Während meiner Professorentätigkeit an der Technischen Hochschule Darmstadt habe ich den Hörern ein Thema als Aufgabe gestellt: eine kleine Andachtskapelle für Frankfurt, mit der Zielsetzung, eine intensive poetische Ausstrahlung zu erreichen. Diese Lehraufgabe habe ich mit einem meiner Kollegen, einem sehr bekannten Kirchenbauer der protestantischen Kirche, besprochen. Und charakteristisch war seine Bemerkung und Furcht, daß eine solche Aufgabenstellung zu sehr ins „Sentimentale" gehen würde.

Aber wenn im Menschen eine gewisse Sentimentalität vorhanden ist, warum soll sie als etwas Abwertendes gelten? Warum kann der heute zu rationalistischer Haltung gezwungene Mensch nicht irgendwo einen Platz finden, wo seine sentimentalen, poetischen, romantischen, mystischen, sogar mysteriösen Sehnsüchte ihre Erfüllung finden? Warum muß der gegenwärtige Mensch immer so stark sein, um mit einer kalten, sterilen, rationellen Architektur fertig zu werden?

Warum schwächt sich die gegenwärtige Kirche, indem sie auf die breite Wirkung ihrer sakralen Architektur oft verzichtet?

Wundern wir uns, daß die Zahl der Kirchenbesucher sinkt? Natürlich liegt das nicht nur an der Wirkung der sakralen Architektur, aber daß wir in einer modernen Kirche fast nie einsam betende Personen finden (im Gegensatz zu historischen Kirchen), ist nur auf die Beschaffenheit der sakralen Architektur zurückzuführen.

Die Berücksichtigung der Bedürfnisse des Menschen bedeutet nicht, daß wir auf die Gestaltung eines künstlerisch anspruchsvollen Bauwerks verzichten müssen. Nein, im Gegenteil.

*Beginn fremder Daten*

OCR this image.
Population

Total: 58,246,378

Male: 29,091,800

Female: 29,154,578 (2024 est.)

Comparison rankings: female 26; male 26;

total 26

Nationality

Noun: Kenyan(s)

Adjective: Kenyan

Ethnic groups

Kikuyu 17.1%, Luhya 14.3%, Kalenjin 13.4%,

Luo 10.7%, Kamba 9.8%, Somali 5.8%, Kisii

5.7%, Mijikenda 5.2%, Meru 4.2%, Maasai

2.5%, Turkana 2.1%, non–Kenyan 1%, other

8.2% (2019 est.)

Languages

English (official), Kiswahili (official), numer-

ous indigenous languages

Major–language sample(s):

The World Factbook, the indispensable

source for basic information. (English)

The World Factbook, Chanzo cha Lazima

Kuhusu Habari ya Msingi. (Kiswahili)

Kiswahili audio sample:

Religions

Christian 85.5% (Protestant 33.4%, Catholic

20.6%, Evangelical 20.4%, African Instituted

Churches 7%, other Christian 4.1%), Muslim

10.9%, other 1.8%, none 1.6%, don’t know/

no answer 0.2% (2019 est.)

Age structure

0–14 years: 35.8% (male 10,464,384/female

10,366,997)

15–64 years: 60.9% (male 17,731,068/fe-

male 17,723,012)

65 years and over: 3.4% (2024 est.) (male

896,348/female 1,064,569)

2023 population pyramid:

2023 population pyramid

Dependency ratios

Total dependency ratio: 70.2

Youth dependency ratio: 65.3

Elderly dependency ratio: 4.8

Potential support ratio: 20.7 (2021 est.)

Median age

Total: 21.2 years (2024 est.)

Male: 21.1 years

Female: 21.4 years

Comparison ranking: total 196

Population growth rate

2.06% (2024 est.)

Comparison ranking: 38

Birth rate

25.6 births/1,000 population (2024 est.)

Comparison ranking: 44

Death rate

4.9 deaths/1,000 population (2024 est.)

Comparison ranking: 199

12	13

Während meiner langen Tätigkeit als Architekt war es immer so: Wenn ich mich von verschiedenen Beratern und genehmigenden Stellen überzeugen ließ, daß meine Architektur vielleicht vom einfachen Menschen nicht verstanden wird, war die Ausführung ein Mißerfolg -eben bei den einfachen Menschen. Und in den Fällen, wo ich die Kühnheit der architektonischen Lösung gerettet habe, wurde die architektonische Lösung von, den Menschen voll angenommen.

Dank Herrn Kardinal Volk, Bischof von Mainz, und dessen Baudezernent habe ich zur Zeit die Möglichkeit, eine kleine Kirche in Leeheim, in der Umgebung Darmstadts zu entwerfen. Leeheim ist ein kleiner Ort, der mit gesichtlosen Einfamilienhäusern bebaut ist. Da die Kirche klein sein soll, kann sie sich von der Wohnbebauung nicht durch ihre Größe und die traditionelle Wirkung einer Silhouette des kirchlichen Gebäudes, sondern nur durch ihre intensiv sakrale Form von der Umgebung unterscheiden.

Es ist eine Marienkirche, und ich habe mir Mühe gegeben, in der Form des Gebäudes das Mütterlich-Weibliche und sogar das Kö-

nigliche in einem gewissen Maß zum Ausdruck zu bringen.

Architektur ist eine visuelle Kunst, die man nicht mit zuviel Worten beschreiben soll. Da ich noch dabei bin, mich mit dem Problem des Entwurfs auseinanderzusetzen, werde ich jeden Leserbrief als Hilfe in meiner schöpferischen Arbeit sehr begrüßen.